If you're like me, you're reading this and immediately thinking of someone who's suffered serious burns and what that must be like. And if you are really like me, you surely can't imagine that.

Physical pain slips as surely from our imagination as it does from our memory.

And thank god for that; otherwise, we'd be crippled by fear of pain before we reached the age of 10.

Since I'm not (too) worried about getting hurt on the pitch, despite currently still suffering some significant discomfort, I have every intention of heading out to to do battle again this afternoon, even if I have to limp on to the field to do it. (Once the adrenaline starts to flow, the pain will be forgotten for the duration, the plaints of my regenerating dermis drowned out by the thrill of the game.

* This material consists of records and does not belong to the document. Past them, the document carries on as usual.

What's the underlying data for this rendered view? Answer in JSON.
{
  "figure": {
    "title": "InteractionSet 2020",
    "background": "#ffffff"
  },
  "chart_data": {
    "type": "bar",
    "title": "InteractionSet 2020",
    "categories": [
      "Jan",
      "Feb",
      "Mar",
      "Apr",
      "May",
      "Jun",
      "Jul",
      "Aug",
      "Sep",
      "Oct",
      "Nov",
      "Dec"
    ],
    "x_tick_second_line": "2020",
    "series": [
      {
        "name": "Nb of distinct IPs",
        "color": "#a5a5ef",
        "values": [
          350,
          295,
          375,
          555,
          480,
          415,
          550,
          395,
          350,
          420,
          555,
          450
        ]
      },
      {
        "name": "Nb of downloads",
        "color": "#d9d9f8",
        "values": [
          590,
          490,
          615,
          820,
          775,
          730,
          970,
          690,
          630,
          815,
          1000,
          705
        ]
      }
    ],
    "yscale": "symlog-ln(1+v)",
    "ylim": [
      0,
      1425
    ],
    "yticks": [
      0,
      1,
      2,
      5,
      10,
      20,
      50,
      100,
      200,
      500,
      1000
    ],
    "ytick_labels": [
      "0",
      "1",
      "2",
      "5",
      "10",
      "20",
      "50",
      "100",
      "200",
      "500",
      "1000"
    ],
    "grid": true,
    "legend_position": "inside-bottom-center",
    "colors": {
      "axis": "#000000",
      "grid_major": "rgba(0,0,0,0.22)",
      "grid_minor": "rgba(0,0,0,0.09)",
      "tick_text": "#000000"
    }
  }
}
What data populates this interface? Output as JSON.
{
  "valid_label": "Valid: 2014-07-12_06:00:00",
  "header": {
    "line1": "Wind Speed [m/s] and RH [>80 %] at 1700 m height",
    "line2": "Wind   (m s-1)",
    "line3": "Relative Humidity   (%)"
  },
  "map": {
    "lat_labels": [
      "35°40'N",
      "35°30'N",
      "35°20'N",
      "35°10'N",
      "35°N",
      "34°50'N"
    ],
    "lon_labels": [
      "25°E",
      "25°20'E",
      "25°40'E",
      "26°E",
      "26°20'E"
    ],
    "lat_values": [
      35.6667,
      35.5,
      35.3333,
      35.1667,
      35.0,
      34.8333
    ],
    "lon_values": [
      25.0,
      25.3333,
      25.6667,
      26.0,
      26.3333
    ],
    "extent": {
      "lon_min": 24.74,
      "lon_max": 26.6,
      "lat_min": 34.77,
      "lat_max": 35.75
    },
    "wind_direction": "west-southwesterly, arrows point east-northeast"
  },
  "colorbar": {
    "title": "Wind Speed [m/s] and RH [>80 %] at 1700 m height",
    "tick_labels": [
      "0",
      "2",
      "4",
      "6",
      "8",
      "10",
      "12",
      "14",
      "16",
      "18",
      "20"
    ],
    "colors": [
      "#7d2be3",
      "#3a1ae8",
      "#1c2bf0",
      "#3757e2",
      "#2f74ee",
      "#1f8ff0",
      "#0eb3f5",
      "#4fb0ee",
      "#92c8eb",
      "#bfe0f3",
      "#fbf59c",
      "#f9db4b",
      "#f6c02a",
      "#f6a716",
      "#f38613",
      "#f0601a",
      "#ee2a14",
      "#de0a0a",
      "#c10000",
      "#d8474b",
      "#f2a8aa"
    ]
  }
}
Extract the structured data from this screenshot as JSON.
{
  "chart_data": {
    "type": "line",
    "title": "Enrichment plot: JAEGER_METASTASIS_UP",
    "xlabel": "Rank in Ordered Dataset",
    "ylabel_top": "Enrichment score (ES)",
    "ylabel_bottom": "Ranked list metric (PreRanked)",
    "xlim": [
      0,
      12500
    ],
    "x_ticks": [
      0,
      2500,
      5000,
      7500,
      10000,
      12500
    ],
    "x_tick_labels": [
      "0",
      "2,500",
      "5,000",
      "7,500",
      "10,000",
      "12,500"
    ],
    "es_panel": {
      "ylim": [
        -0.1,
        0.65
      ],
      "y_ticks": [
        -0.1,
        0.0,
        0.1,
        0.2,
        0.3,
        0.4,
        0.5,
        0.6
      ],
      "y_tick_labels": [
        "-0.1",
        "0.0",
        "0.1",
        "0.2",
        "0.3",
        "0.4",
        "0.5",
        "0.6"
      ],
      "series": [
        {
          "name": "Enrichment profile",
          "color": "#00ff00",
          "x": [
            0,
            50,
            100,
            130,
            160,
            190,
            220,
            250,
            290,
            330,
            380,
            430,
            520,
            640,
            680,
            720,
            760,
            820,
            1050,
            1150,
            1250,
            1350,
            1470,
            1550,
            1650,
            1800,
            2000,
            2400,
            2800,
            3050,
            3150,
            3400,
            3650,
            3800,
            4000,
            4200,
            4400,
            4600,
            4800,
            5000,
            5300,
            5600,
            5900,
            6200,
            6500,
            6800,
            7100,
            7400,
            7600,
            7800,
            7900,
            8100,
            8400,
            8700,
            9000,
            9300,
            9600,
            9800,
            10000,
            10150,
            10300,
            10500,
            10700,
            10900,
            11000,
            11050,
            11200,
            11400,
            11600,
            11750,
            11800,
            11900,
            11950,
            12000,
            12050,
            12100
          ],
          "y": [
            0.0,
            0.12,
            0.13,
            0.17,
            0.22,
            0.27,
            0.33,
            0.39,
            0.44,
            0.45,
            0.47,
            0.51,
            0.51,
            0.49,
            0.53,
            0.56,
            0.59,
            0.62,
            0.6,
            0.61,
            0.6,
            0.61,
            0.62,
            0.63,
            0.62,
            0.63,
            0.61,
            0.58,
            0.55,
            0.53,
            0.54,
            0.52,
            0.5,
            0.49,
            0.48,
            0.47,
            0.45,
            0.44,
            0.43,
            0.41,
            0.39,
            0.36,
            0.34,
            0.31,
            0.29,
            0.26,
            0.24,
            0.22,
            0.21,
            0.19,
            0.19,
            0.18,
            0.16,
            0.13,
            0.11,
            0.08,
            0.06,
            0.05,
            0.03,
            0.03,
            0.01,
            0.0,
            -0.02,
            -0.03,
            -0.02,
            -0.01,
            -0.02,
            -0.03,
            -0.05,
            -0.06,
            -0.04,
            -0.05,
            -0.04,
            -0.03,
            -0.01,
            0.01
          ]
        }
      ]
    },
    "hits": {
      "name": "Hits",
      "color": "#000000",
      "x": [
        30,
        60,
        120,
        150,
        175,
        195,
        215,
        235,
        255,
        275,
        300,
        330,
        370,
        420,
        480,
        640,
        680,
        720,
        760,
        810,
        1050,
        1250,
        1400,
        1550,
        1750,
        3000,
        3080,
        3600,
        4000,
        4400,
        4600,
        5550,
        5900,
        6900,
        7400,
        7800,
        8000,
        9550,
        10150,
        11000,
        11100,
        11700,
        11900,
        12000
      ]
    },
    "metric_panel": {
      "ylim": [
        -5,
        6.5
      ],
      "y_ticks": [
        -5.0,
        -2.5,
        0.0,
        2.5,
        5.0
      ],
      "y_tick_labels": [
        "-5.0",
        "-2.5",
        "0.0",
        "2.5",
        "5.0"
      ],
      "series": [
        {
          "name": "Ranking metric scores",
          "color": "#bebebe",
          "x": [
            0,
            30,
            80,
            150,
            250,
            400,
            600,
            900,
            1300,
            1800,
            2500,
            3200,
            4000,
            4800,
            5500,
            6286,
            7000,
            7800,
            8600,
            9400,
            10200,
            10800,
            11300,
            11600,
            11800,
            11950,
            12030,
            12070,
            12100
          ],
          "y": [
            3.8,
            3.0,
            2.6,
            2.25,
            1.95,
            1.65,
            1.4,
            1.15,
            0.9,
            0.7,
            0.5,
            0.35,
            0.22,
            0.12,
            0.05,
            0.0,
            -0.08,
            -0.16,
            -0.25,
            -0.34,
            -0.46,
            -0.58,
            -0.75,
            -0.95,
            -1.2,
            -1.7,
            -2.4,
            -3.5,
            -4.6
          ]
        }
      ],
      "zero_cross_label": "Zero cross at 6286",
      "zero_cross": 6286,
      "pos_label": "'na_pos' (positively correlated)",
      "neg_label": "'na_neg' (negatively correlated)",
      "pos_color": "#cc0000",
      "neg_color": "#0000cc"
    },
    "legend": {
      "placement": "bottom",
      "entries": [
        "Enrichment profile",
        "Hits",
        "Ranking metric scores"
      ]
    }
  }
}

Post-script, completely self-serving


Young Geoffrey, super-star (of sorts)

And speaking of the Beautiful Game itself, last fall saw me experience a joy I never had before: being part of a winning team. I had meant to post about it at the time, but waited for a team picture to arrive in my email — which it never did. Apparently no one ever got it, which I think a damned shame.

Over the course of a brief, 11-game schedule, Jade Inferno FC, which started as a group of randomly-assigned players (most — ahem — in their 20s and early 30s; yes, I'm proud. Actually, I am fucking thrilled that I am able to more or less keep up) slowly became a team.

By season's end we ranked in the middle of the pack but smoked our opponents in the first round of the playoffs. And suddenly we found ourselves playing a semi-final match, against a team that had beaten us twice during the season.

That game started poorly; our opponents scored 2 points before I even had a chance to take the field. But by the end of the first half, we were tied; and, after falling behind again in the second half, we tied the game again and took the lead for good with but a couple of minutes to go.

We fell upon each othe like mad people, giddy with the surprising pleasure of having ... well, not yet won but of way over-achieving.

Ladies and gentlemen, it was an awesome feeling.

And one not much deminished by the fact that we were smoked in the championship game, which ended with a score of something like 6-1 little more than an hour later. Silver really did feel like a victory.

My current team is not made of the same stuff. We're now 0-7, I think, with only 3 goals to our name. But that's okay. Winning is more fun, but simply playing is fun enough.